*Aaron Diamond AIDS Research Center, The Rockefeller University, New York, NY; †The Rockefeller University, New York, NY; and ‡Department of Microbiology, Tumor and Cell Biology, Karolinska Institute, Solna, Sweden (Dr Palmer is now with the Westmead Millennium Institute for Medical Research and University of Sydney, Westmead, New South Wales, Australia).
J Acquir Immune Defic Syndr. 2014 Jun 1;66(2):140-7. doi: 10.1097/QAI.0000000000000111.
To understand whether combination antiretroviral therapy (cART) has been optimized, we asked whether 3-drug protease inhibitor (PI)-based cART intensified with raltegravir and maraviroc and initiated during early infection would improve outcomes when compared with similarly applied 3-drug PI-based cART.
Forty newly HIV-1-infected patients were randomized 1:2 to receive 3-drug (N = 14) or 5-drug (N = 26) therapy. The primary end point was the percent of subjects with undetectable plasma viremia using standard reverse transcriptase-polymerase chain reaction and the single copy assay after 48 weeks. Secondary end points included levels of cell-associated HIV-1 DNA and RNA and levels of infectious virus in resting CD4 T cells at week 96 and quantitative and qualitative immunologic responses.

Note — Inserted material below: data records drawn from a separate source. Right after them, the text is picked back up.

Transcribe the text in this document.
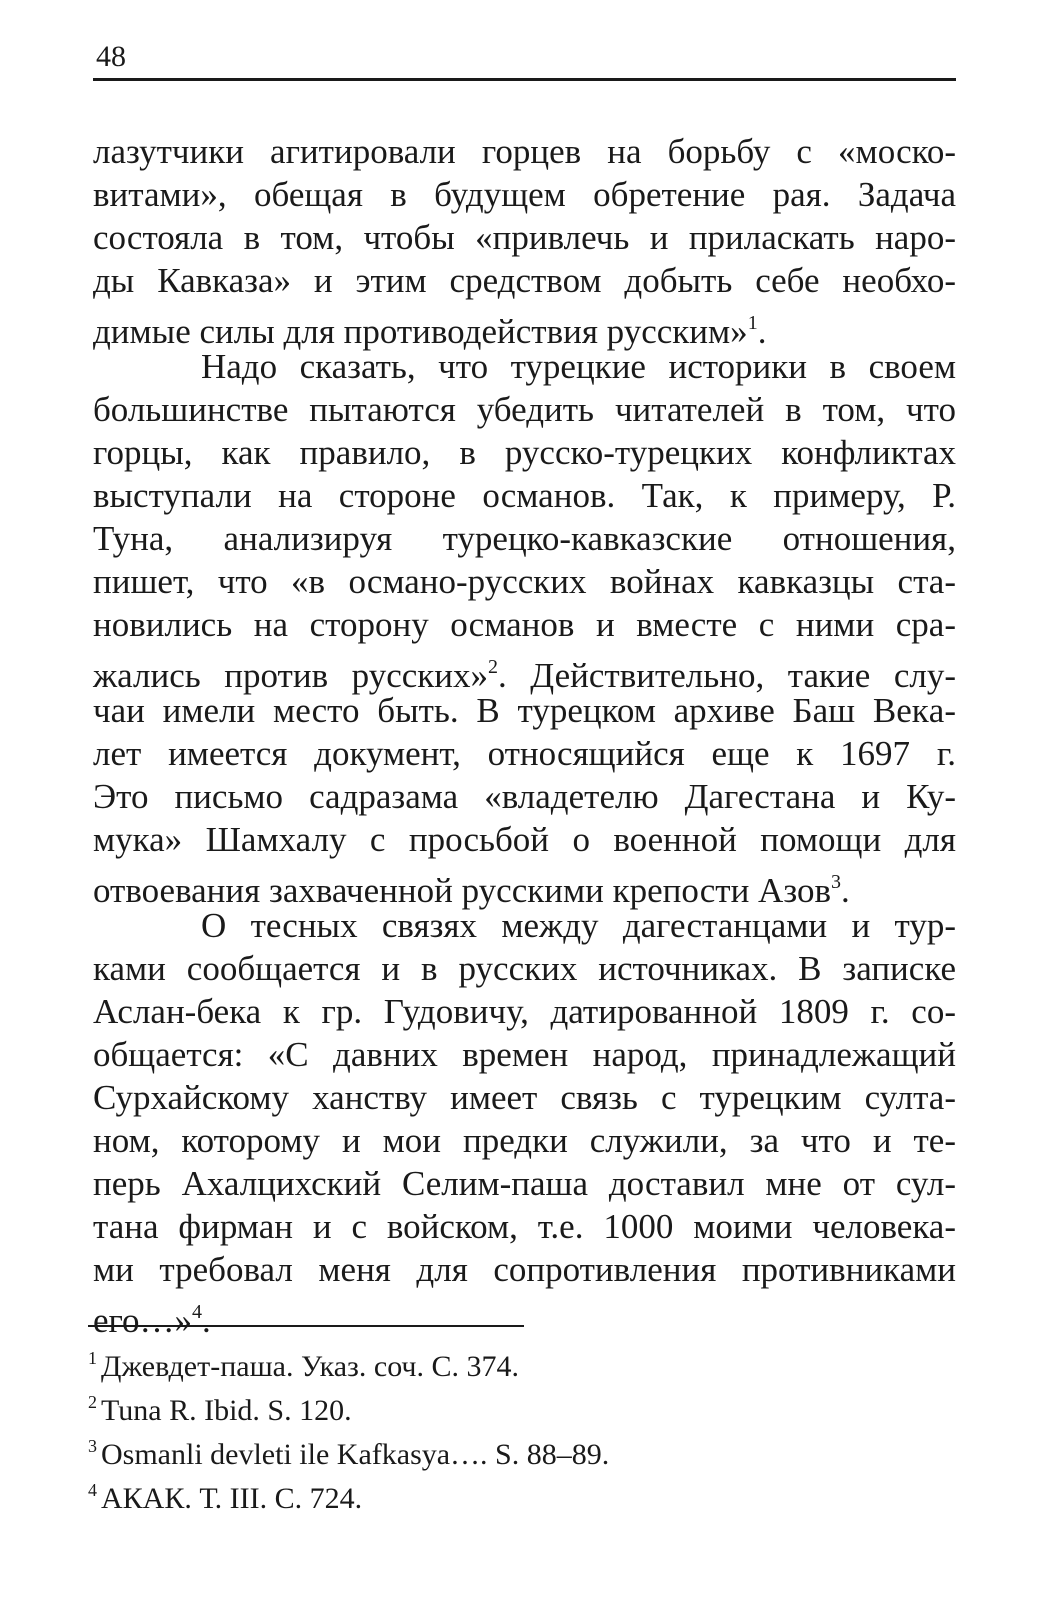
48
лазутчики агитировали горцев на борьбу с «моско-
витами», обещая в будущем обретение рая. Задача
состояла в том, чтобы «привлечь и приласкать наро-
ды Кавказа» и этим средством добыть себе необхо-
димые силы для противодействия русским»$^1$.
Надо сказать, что турецкие историки в своем
большинстве пытаются убедить читателей в том, что
горцы, как правило, в русско-турецких конфликтах
выступали на стороне османов. Так, к примеру, Р.
Туна, анализируя турецко-кавказские отношения,
пишет, что «в османо-русских войнах кавказцы ста-
новились на сторону османов и вместе с ними сра-
жались против русских»$^2$. Действительно, такие слу-
чаи имели место быть. В турецком архиве Баш Векa-
лет имеется документ, относящийся еще к 1697 г.
Это письмо садразама «владетелю Дагестана и Ку-
мука» Шамхалу с просьбой о военной помощи для
отвоевания захваченной русскими крепости Азов$^3$.
О тесных связях между дагестанцами и тур-
ками сообщается и в русских источниках. В записке
Аслан-бека к гр. Гудовичу, датированной 1809 г. со-
общается: «С давних времен народ, принадлежащий
Сурхайскому ханству имеет связь с турецким султа-
ном, которому и мои предки служили, за что и те-
перь Ахалцихский Селим-паша доставил мне от сул-
тана фирман и с войском, т.е. 1000 моими человека-
ми требовал меня для сопротивления противниками
его…»$^4$.
$^1$ Джевдет-паша. Указ. соч. С. 374.
$^2$ Tuna R. Ibid. S. 120.
$^3$ Osmanli devleti ile Kafkasya…. S. 88–89.
$^4$ АКАК. Т. III. С. 724.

At 48 weeks, 34 subjects remained on study and are included in the as-treated analysis. Three of 11 (27.3%) in the 3-drug arm and 9 of 21 (42.9%) in the 5-drug arm had plasma HIV-1 RNA levels below detection by both standard reverse transcriptase-polymerase chain reaction and single copy assay (P = 0.46, Fisher exact test). No significant differences in absolute levels of proviral DNA or changes in cell-associated RNA were seen during 96 weeks of therapy. Mean levels of infectious HIV-1 in resting CD4 T cells at week 96 in 7 subjects treated with 3-drugs and 13 with 5-drugs were 0.67 and 0.71 infectious units per million, respectively (P = 0.81). No differences were seen in quantitative or qualitative immunologic determinations including markers of immune activation.
Intensified 5-drug cART initiated during early infection fails to significantly further impact virologic or immunologic responses beyond those achieved with standard 3-drug PI-based cART.
为了了解是否已经优化了联合抗逆转录病毒治疗(cART),我们研究了在早期感染时,用拉替拉韦和马拉维若强化的 3 药蛋白酶抑制剂(PI)为基础的 cART 是否比同样应用的 3 药 PI 为基础的 cART 有更好的疗效。
40 例新感染 HIV-1 的患者被随机分为 1:2 接受 3 药(N=14)或 5 药(N=26)治疗。主要终点是 48 周后用标准逆转录酶-聚合酶链反应和单拷贝法检测不可测的血浆病毒载量的患者比例。次要终点包括细胞相关 HIV-1 DNA 和 RNA 水平,以及 96 周时静止 CD4 T 细胞中感染性病毒水平,以及定量和定性免疫反应。
48 周时,34 例患者仍在研究中,并被纳入治疗分析。3 药组 11 例中 3 例(27.3%)和 5 药组 21 例中 9 例(42.9%)的血浆 HIV-1 RNA 水平均低于标准逆转录酶-聚合酶链反应和单拷贝法的检测下限(P=0.46,Fisher 确切检验)。在 96 周的治疗过程中,未见前病毒 DNA的绝对水平或细胞相关 RNA 的变化有显著差异。在 7 例用 3 药和 13 例用 5 药治疗的患者中,在第 96 周时,静止 CD4 T 细胞中感染性 HIV-1 的平均水平分别为 0.67 和 0.71 感染单位/百万个细胞(P=0.81)。在定量或定性免疫测定中,包括免疫激活标志物,均未见差异。
在早期感染时强化的 5 药 cART 并不能显著提高病毒学或免疫反应,超过标准的 3 药 PI 为基础的 cART。